Developed by Gameloft and published by Ubisoft, Asphalt 3D promises avid racing fans everywhere “thrilling racing with stereoscopic 3D technology.” As one of two racing games that launched with the Nintendo 3DS, the latest Asphalt was expected to be a somewhat legit racing game.
Unfortunately, Asphalt 3D just isn’t the game that anyone expected or wanted from the series. Asphalt fails to deliver on pretty much every front imaginable and even a few fronts that you didn’t know about.
Asphalt 3D isn’t the worst looking game on the Nintendo 3DS, but it’s far from gorgeous. That’s why it’s so puzzling that Asphalt‘s frame rate is so bad when it’s clearly not struggling to run the on-screen graphics. Even the opening cinematic looks like a high school animation project, and the game can barely even run that! The 3D is basically pointless in this game too, and does not help to immerse players in the experience at all. You can also literally watch the terrain and traffic load in front of you, so it really doesn’t make for a great experience.
Asphalt 3D‘s controls have been over-simplified, which isn’t necessarily a bad thing for those who have never played a racing game before, but isn’t a good thing for gamers who are looking for any kind of depth in their racing game. The driving feels like it was catered to people who had their license taken away because of a DUI, and just want to feel good about themselves by playing a game with stupidly simple driving mechanics. There is certainly still some challenge to be found whilst playing the title, but for the most part you can finish races by simply holding the gas.
There are three main modes in Asphalt 3D: Career, Free Race and Multiplayer. Career takes drivers across 17 different maps and gives them five different challenges on each one. Some of the challenges are obvious, such as racing, but there are also a few others that make for a nice amount of variety. The objective is to complete each challenge and win a new car, along with a nice shiny trophy. The gameplay tries to be a mixture of Burnout and Need for Speed with an arcady twist, and the game modes reflect that. If you cause enough of a ruckus then you’ll get the cops after you, and some of the challenges even require you to take out other racers.
While these modes seem to be a step in the right direction, Asphalt 3D takes a horrific misstep with poor collision detecting. Collisions are a common thing in almost any racing game, but after a few collisions in Asphalt I noticed that something was off about the way your car collides with others. There were quite a few times that I was several in-game feet away from an enemy racer and for some reason we were colliding and nudging each other. Collisions that involve zero logic are only made more irritating by the fact that they happen more often due to the fact that the power ups you can pick up along the track are massive and obstruct your view of oncoming traffic.

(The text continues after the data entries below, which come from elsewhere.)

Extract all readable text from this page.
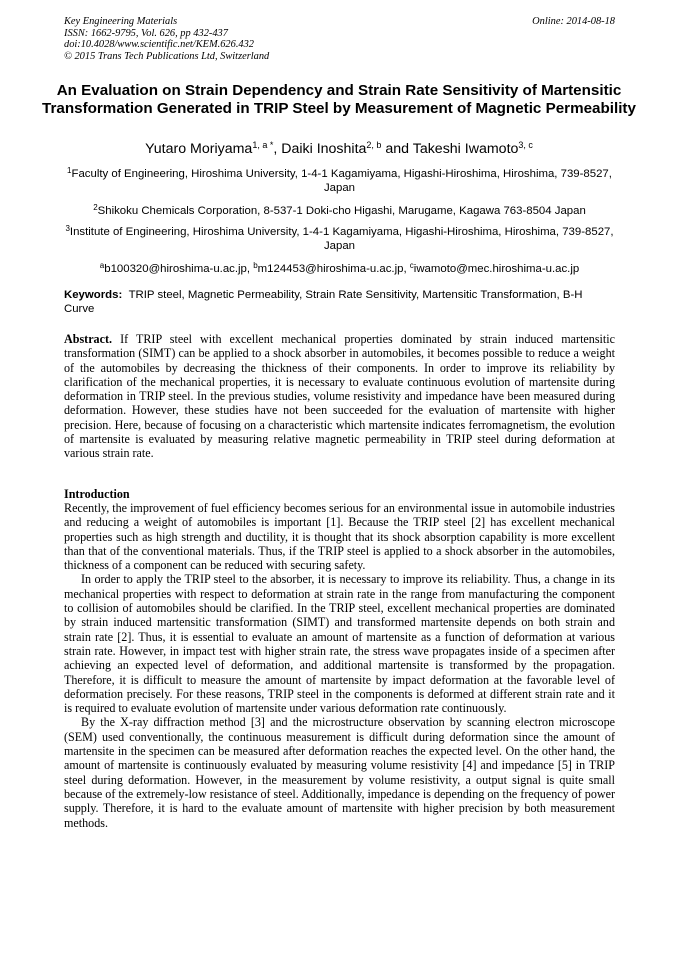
Key Engineering Materials
ISSN: 1662-9795, Vol. 626, pp 432-437
doi:10.4028/www.scientific.net/KEM.626.432
© 2015 Trans Tech Publications Ltd, Switzerland
Online: 2014-08-18
An Evaluation on Strain Dependency and Strain Rate Sensitivity of Martensitic Transformation Generated in TRIP Steel by Measurement of Magnetic Permeability
Yutaro Moriyama$^{1, a *}$, Daiki Inoshita$^{2, b}$ and Takeshi Iwamoto$^{3, c}$
$^1$Faculty of Engineering, Hiroshima University, 1-4-1 Kagamiyama, Higashi-Hiroshima, Hiroshima, 739-8527, Japan
$^2$Shikoku Chemicals Corporation, 8-537-1 Doki-cho Higashi, Marugame, Kagawa 763-8504 Japan
$^3$Institute of Engineering, Hiroshima University, 1-4-1 Kagamiyama, Higashi-Hiroshima, Hiroshima, 739-8527, Japan
$^a$b100320@hiroshima-u.ac.jp, $^b$m124453@hiroshima-u.ac.jp, $^c$iwamoto@mec.hiroshima-u.ac.jp
Keywords: TRIP steel, Magnetic Permeability, Strain Rate Sensitivity, Martensitic Transformation, B-H Curve

Abstract. If TRIP steel with excellent mechanical properties dominated by strain induced martensitic transformation (SIMT) can be applied to a shock absorber in automobiles, it becomes possible to reduce a weight of the automobiles by decreasing the thickness of their components. In order to improve its reliability by clarification of the mechanical properties, it is necessary to evaluate continuous evolution of martensite during deformation in TRIP steel. In the previous studies, volume resistivity and impedance have been measured during deformation. However, these studies have not been succeeded for the evaluation of martensite with higher precision. Here, because of focusing on a characteristic which martensite indicates ferromagnetism, the evolution of martensite is evaluated by measuring relative magnetic permeability in TRIP steel during deformation at various strain rate.

Introduction

Recently, the improvement of fuel efficiency becomes serious for an environmental issue in automobile industries and reducing a weight of automobiles is important [1]. Because the TRIP steel [2] has excellent mechanical properties such as high strength and ductility, it is thought that its shock absorption capability is more excellent than that of the conventional materials. Thus, if the TRIP steel is applied to a shock absorber in the automobiles, thickness of a component can be reduced with securing safety.

In order to apply the TRIP steel to the absorber, it is necessary to improve its reliability. Thus, a change in its mechanical properties with respect to deformation at strain rate in the range from manufacturing the component to collision of automobiles should be clarified. In the TRIP steel, excellent mechanical properties are dominated by strain induced martensitic transformation (SIMT) and transformed martensite depends on both strain and strain rate [2]. Thus, it is essential to evaluate an amount of martensite as a function of deformation at various strain rate. However, in impact test with higher strain rate, the stress wave propagates inside of a specimen after achieving an expected level of deformation, and additional martensite is transformed by the propagation. Therefore, it is difficult to measure the amount of martensite by impact deformation at the favorable level of deformation precisely. For these reasons, TRIP steel in the components is deformed at different strain rate and it is required to evaluate evolution of martensite under various deformation rate continuously.

By the X-ray diffraction method [3] and the microstructure observation by scanning electron microscope (SEM) used conventionally, the continuous measurement is difficult during deformation since the amount of martensite in the specimen can be measured after deformation reaches the expected level. On the other hand, the amount of martensite is continuously evaluated by measuring volume resistivity [4] and impedance [5] in TRIP steel during deformation. However, in the measurement by volume resistivity, a output signal is quite small because of the extremely-low resistance of steel. Additionally, impedance is depending on the frequency of power supply. Therefore, it is hard to the evaluate amount of martensite with higher precision by both measurement methods.
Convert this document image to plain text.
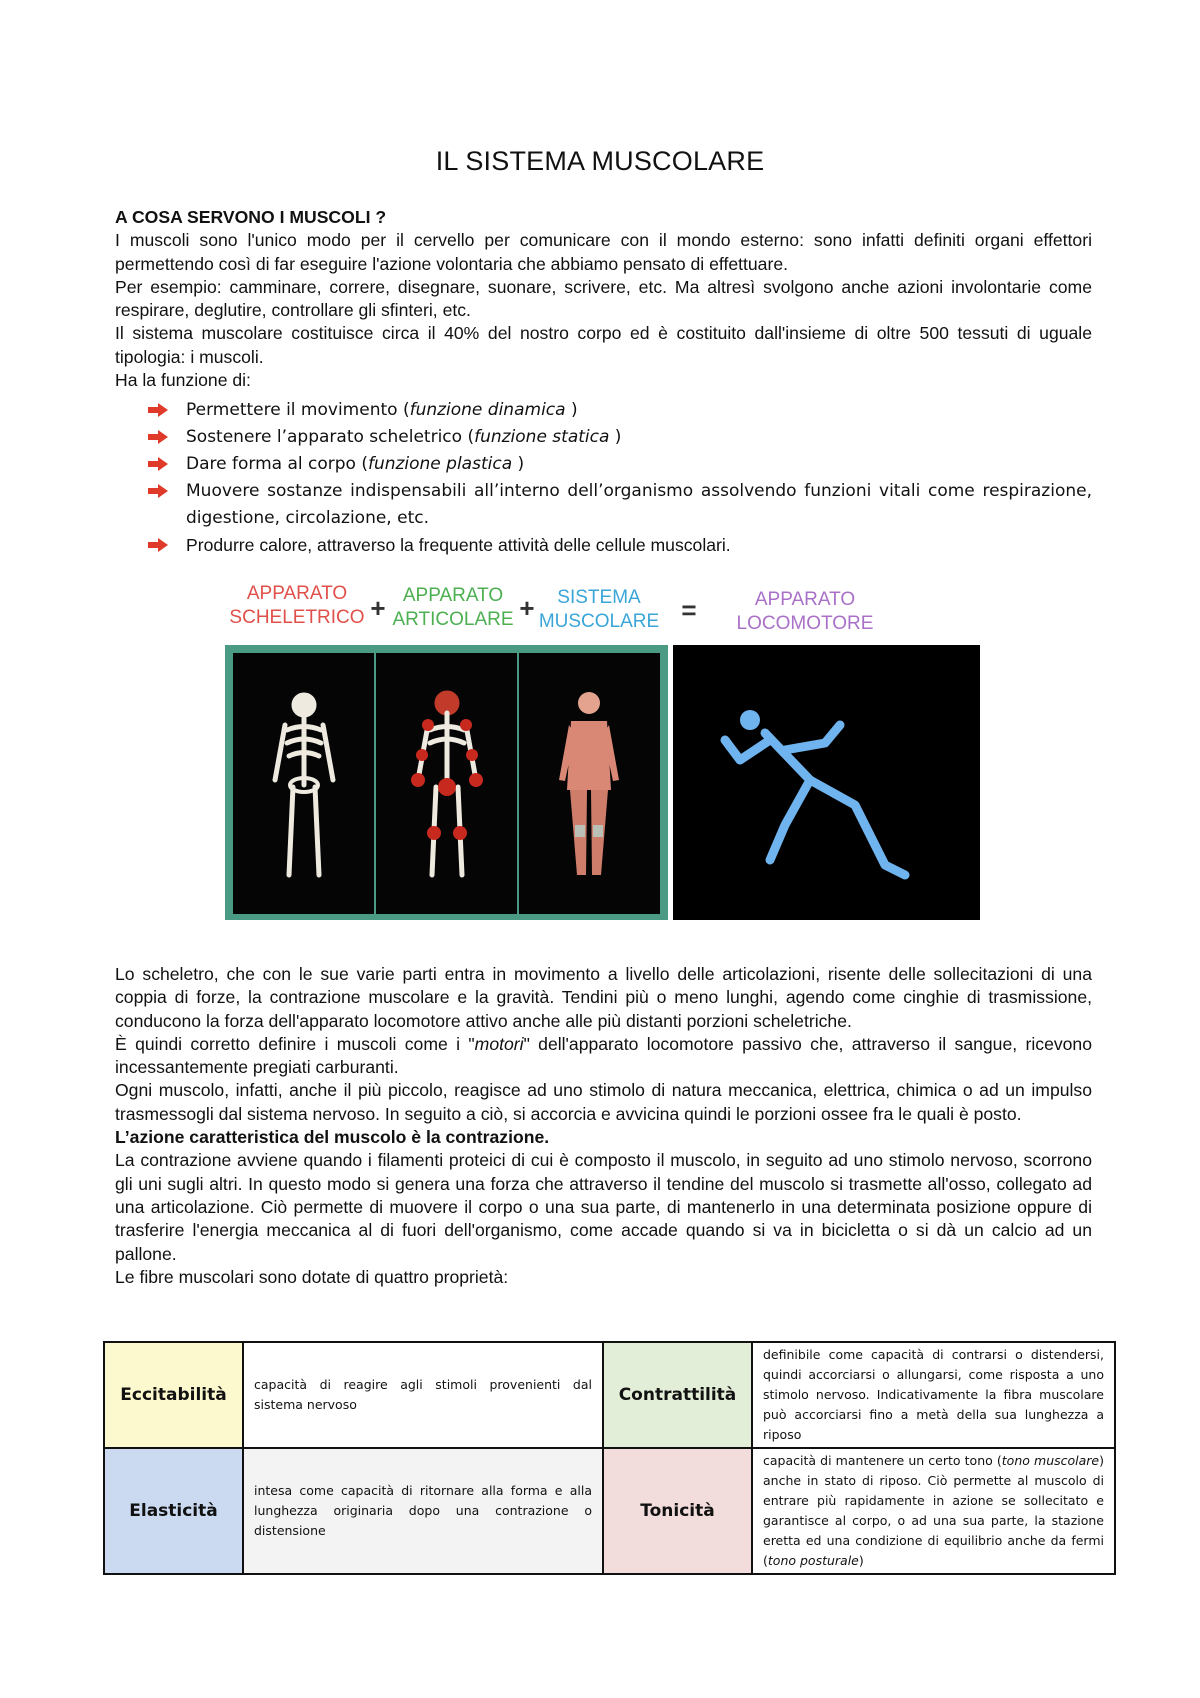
IL SISTEMA MUSCOLARE

A COSA SERVONO I MUSCOLI ?

I muscoli sono l'unico modo per il cervello per comunicare con il mondo esterno: sono infatti definiti organi effettori permettendo così di far eseguire l'azione volontaria che abbiamo pensato di effettuare.

Per esempio: camminare, correre, disegnare, suonare, scrivere, etc. Ma altresì svolgono anche azioni involontarie come respirare, deglutire, controllare gli sfinteri, etc.

Il sistema muscolare costituisce circa il 40% del nostro corpo ed è costituito dall'insieme di oltre 500 tessuti di uguale tipologia: i muscoli.

Ha la funzione di:

Permettere il movimento (funzione dinamica )
Sostenere l’apparato scheletrico (funzione statica )
Dare forma al corpo (funzione plastica )
Muovere sostanze indispensabili all’interno dell’organismo assolvendo funzioni vitali come respirazione, digestione, circolazione, etc.
Produrre calore, attraverso la frequente attività delle cellule muscolari.
APPARATO
SCHELETRICO + APPARATO
ARTICOLARE + SISTEMA
MUSCOLARE =	APPARATO
LOCOMOTORE

Lo scheletro, che con le sue varie parti entra in movimento a livello delle articolazioni, risente delle sollecitazioni di una coppia di forze, la contrazione muscolare e la gravità. Tendini più o meno lunghi, agendo come cinghie di trasmissione, conducono la forza dell'apparato locomotore attivo anche alle più distanti porzioni scheletriche.

È quindi corretto definire i muscoli come i "motori" dell'apparato locomotore passivo che, attraverso il sangue, ricevono incessantemente pregiati carburanti.

Ogni muscolo, infatti, anche il più piccolo, reagisce ad uno stimolo di natura meccanica, elettrica, chimica o ad un impulso trasmessogli dal sistema nervoso. In seguito a ciò, si accorcia e avvicina quindi le porzioni ossee fra le quali è posto.

L’azione caratteristica del muscolo è la contrazione.

La contrazione avviene quando i filamenti proteici di cui è composto il muscolo, in seguito ad uno stimolo nervoso, scorrono gli uni sugli altri. In questo modo si genera una forza che attraverso il tendine del muscolo si trasmette all'osso, collegato ad una articolazione. Ciò permette di muovere il corpo o una sua parte, di mantenerlo in una determinata posizione oppure di trasferire l'energia meccanica al di fuori dell'organismo, come accade quando si va in bicicletta o si dà un calcio ad un pallone.

Le fibre muscolari sono dotate di quattro proprietà:

Eccitabilità	capacità di reagire agli stimoli provenienti dal sistema nervoso	Contrattilità	definibile come capacità di contrarsi o distendersi, quindi accorciarsi o allungarsi, come risposta a uno stimolo nervoso. Indicativamente la fibra muscolare può accorciarsi fino a metà della sua lunghezza a riposo
Elasticità	intesa come capacità di ritornare alla forma e alla lunghezza originaria dopo una contrazione o distensione	Tonicità	capacità di mantenere un certo tono (tono muscolare) anche in stato di riposo. Ciò permette al muscolo di entrare più rapidamente in azione se sollecitato e garantisce al corpo, o ad una sua parte, la stazione eretta ed una condizione di equilibrio anche da fermi (tono posturale)
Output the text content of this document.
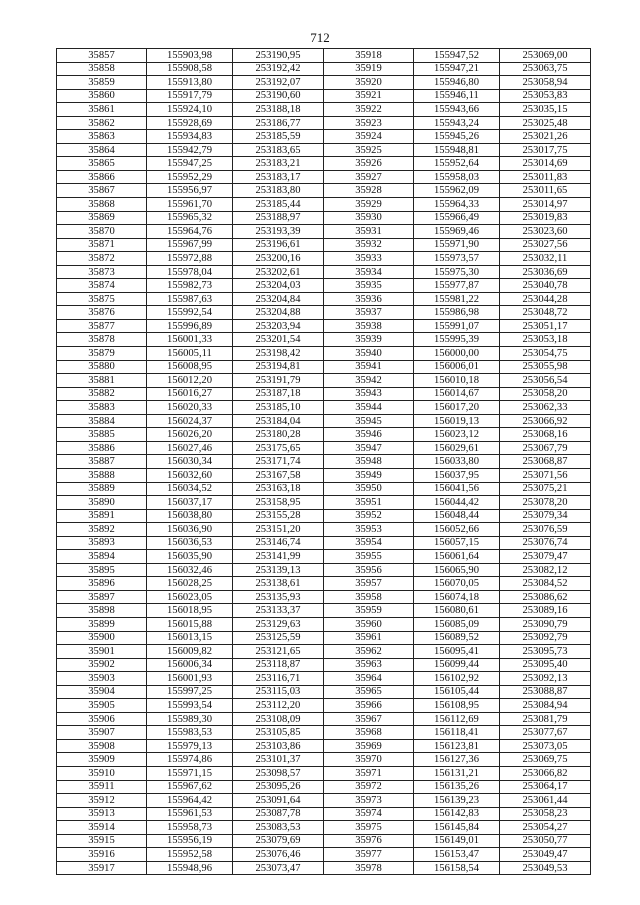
712
35857	155903,98	253190,95	35918	155947,52	253069,00
35858	155908,58	253192,42	35919	155947,21	253063,75
35859	155913,80	253192,07	35920	155946,80	253058,94
35860	155917,79	253190,60	35921	155946,11	253053,83
35861	155924,10	253188,18	35922	155943,66	253035,15
35862	155928,69	253186,77	35923	155943,24	253025,48
35863	155934,83	253185,59	35924	155945,26	253021,26
35864	155942,79	253183,65	35925	155948,81	253017,75
35865	155947,25	253183,21	35926	155952,64	253014,69
35866	155952,29	253183,17	35927	155958,03	253011,83
35867	155956,97	253183,80	35928	155962,09	253011,65
35868	155961,70	253185,44	35929	155964,33	253014,97
35869	155965,32	253188,97	35930	155966,49	253019,83
35870	155964,76	253193,39	35931	155969,46	253023,60
35871	155967,99	253196,61	35932	155971,90	253027,56
35872	155972,88	253200,16	35933	155973,57	253032,11
35873	155978,04	253202,61	35934	155975,30	253036,69
35874	155982,73	253204,03	35935	155977,87	253040,78
35875	155987,63	253204,84	35936	155981,22	253044,28
35876	155992,54	253204,88	35937	155986,98	253048,72
35877	155996,89	253203,94	35938	155991,07	253051,17
35878	156001,33	253201,54	35939	155995,39	253053,18
35879	156005,11	253198,42	35940	156000,00	253054,75
35880	156008,95	253194,81	35941	156006,01	253055,98
35881	156012,20	253191,79	35942	156010,18	253056,54
35882	156016,27	253187,18	35943	156014,67	253058,20
35883	156020,33	253185,10	35944	156017,20	253062,33
35884	156024,37	253184,04	35945	156019,13	253066,92
35885	156026,20	253180,28	35946	156023,12	253068,16
35886	156027,46	253175,65	35947	156029,61	253067,79
35887	156030,34	253171,74	35948	156033,80	253068,87
35888	156032,60	253167,58	35949	156037,95	253071,56
35889	156034,52	253163,18	35950	156041,56	253075,21
35890	156037,17	253158,95	35951	156044,42	253078,20
35891	156038,80	253155,28	35952	156048,44	253079,34
35892	156036,90	253151,20	35953	156052,66	253076,59
35893	156036,53	253146,74	35954	156057,15	253076,74
35894	156035,90	253141,99	35955	156061,64	253079,47
35895	156032,46	253139,13	35956	156065,90	253082,12
35896	156028,25	253138,61	35957	156070,05	253084,52
35897	156023,05	253135,93	35958	156074,18	253086,62
35898	156018,95	253133,37	35959	156080,61	253089,16
35899	156015,88	253129,63	35960	156085,09	253090,79
35900	156013,15	253125,59	35961	156089,52	253092,79
35901	156009,82	253121,65	35962	156095,41	253095,73
35902	156006,34	253118,87	35963	156099,44	253095,40
35903	156001,93	253116,71	35964	156102,92	253092,13
35904	155997,25	253115,03	35965	156105,44	253088,87
35905	155993,54	253112,20	35966	156108,95	253084,94
35906	155989,30	253108,09	35967	156112,69	253081,79
35907	155983,53	253105,85	35968	156118,41	253077,67
35908	155979,13	253103,86	35969	156123,81	253073,05
35909	155974,86	253101,37	35970	156127,36	253069,75
35910	155971,15	253098,57	35971	156131,21	253066,82
35911	155967,62	253095,26	35972	156135,26	253064,17
35912	155964,42	253091,64	35973	156139,23	253061,44
35913	155961,53	253087,78	35974	156142,83	253058,23
35914	155958,73	253083,53	35975	156145,84	253054,27
35915	155956,19	253079,69	35976	156149,01	253050,77
35916	155952,58	253076,46	35977	156153,47	253049,47
35917	155948,96	253073,47	35978	156158,54	253049,53
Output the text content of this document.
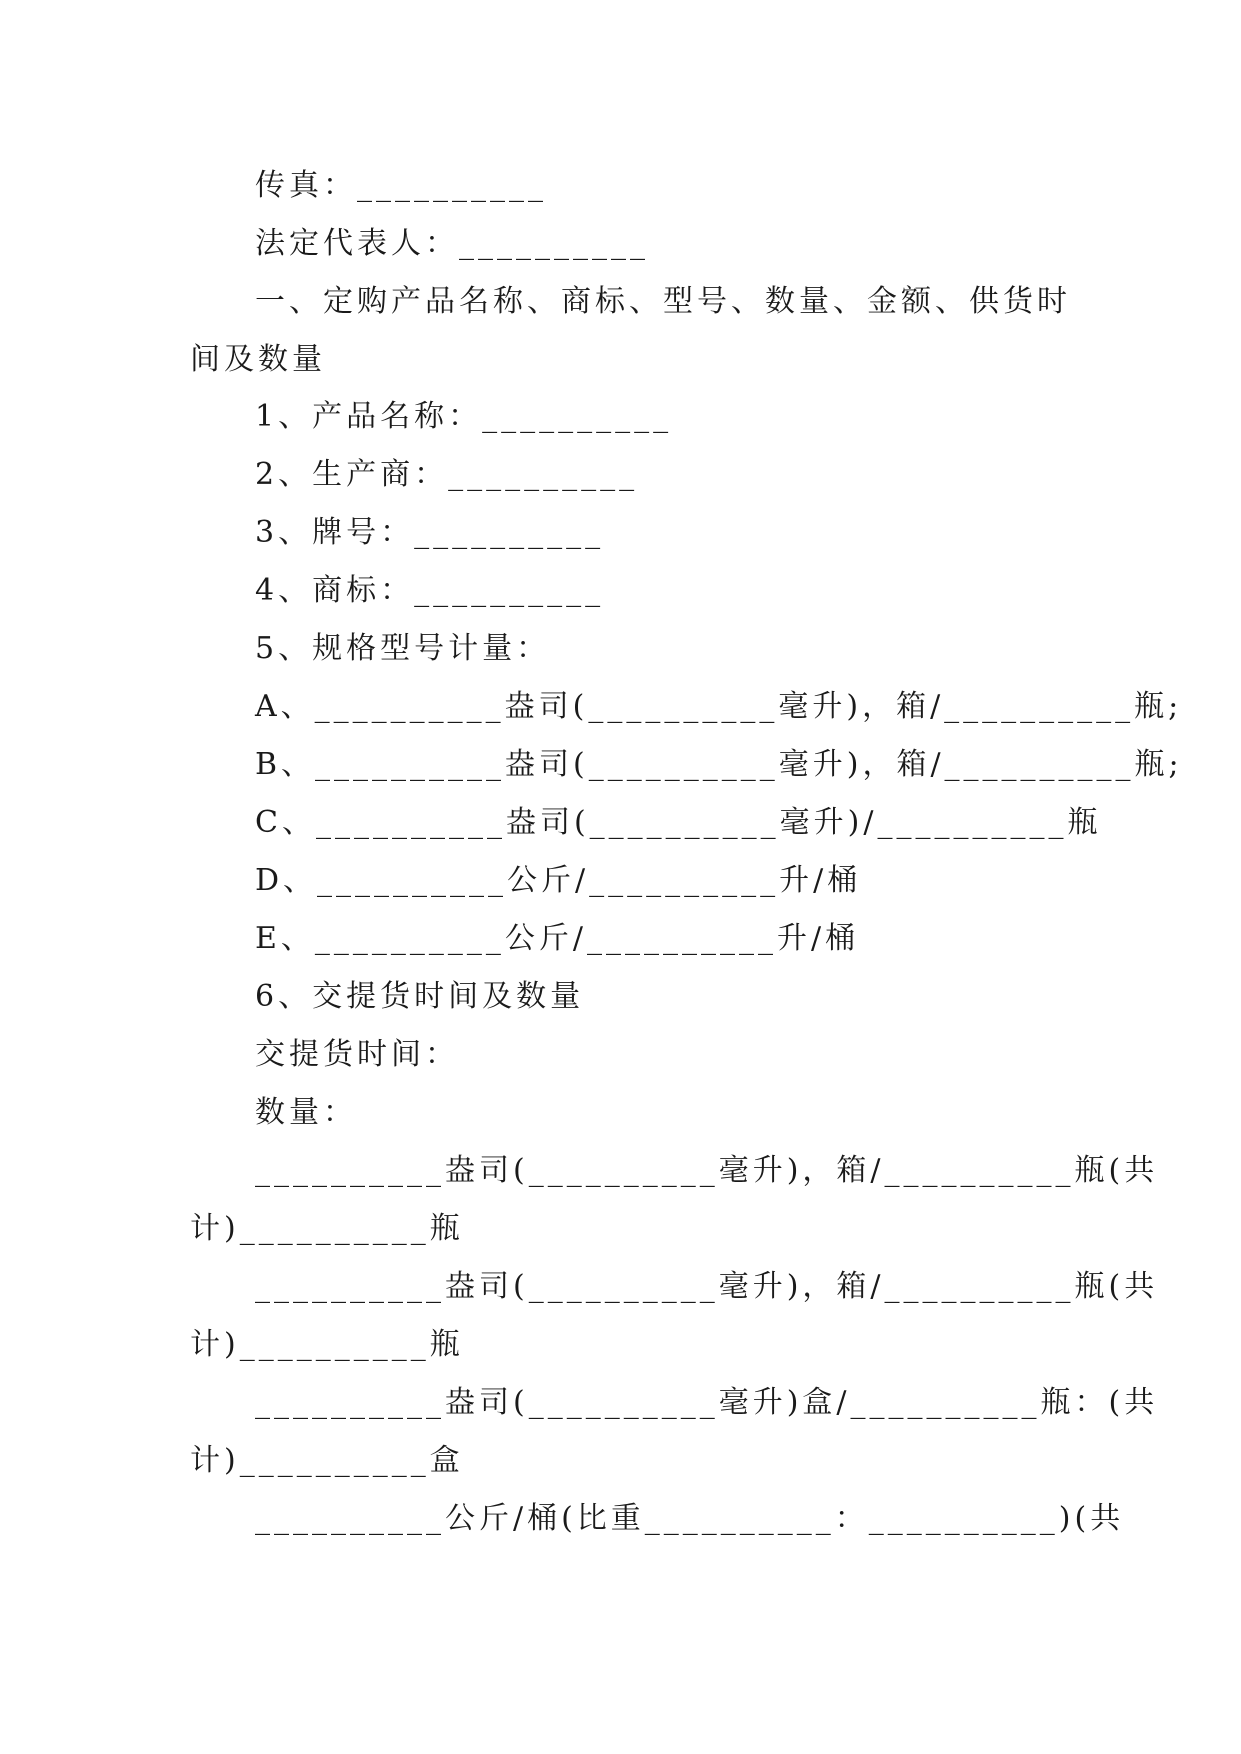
传真：__________
法定代表人：__________
一、定购产品名称、商标、型号、数量、金额、供货时
间及数量
1、产品名称：__________
2、生产商：__________
3、牌号：__________
4、商标：__________
5、规格型号计量：
A、__________盎司(__________毫升)，箱/__________瓶;
B、__________盎司(__________毫升)，箱/__________瓶;
C、__________盎司(__________毫升)/__________瓶
D、__________公斤/__________升/桶
E、__________公斤/__________升/桶
6、交提货时间及数量
交提货时间：
数量：
__________盎司(__________毫升)，箱/__________瓶(共
计)__________瓶
__________盎司(__________毫升)，箱/__________瓶(共
计)__________瓶
__________盎司(__________毫升)盒/__________瓶：(共
计)__________盒
__________公斤/桶(比重__________：__________)(共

The Free Race mode is similar to the Career option, but it allows you to select from four different challenges: Race, Ghost, Vigilante or High Speed Chase. Race and Ghost are pretty simple and should need no explanation, but other modes are a little different. Vigilante has players trying to take out a group of other racers within three laps, while High Speed Chase is essentially a role-reversal where you must try to complete three laps while avoiding three police cruisers that are trying to take you out. These modes are a good way to kill time, but they don’t really add anything to the game at all.
Overall, Asphalt 3D is a really awful game that should be avoided by 3DS owners. The game feels like it was just too rushed (because it was), which is a shame because Asphalt games in the past have been decently fun. There are achievements and a few licensed car brands which are kind of cool, but other than that it is the worst game currently available for the Nintendo 3DS. Don’t buy, rent, or even borrow Asphalt 3D. Instead, take the money you would have spent on this game and rip, incinerate, and then urinate on it — it’s a significantly more entertaining way of wasting $40.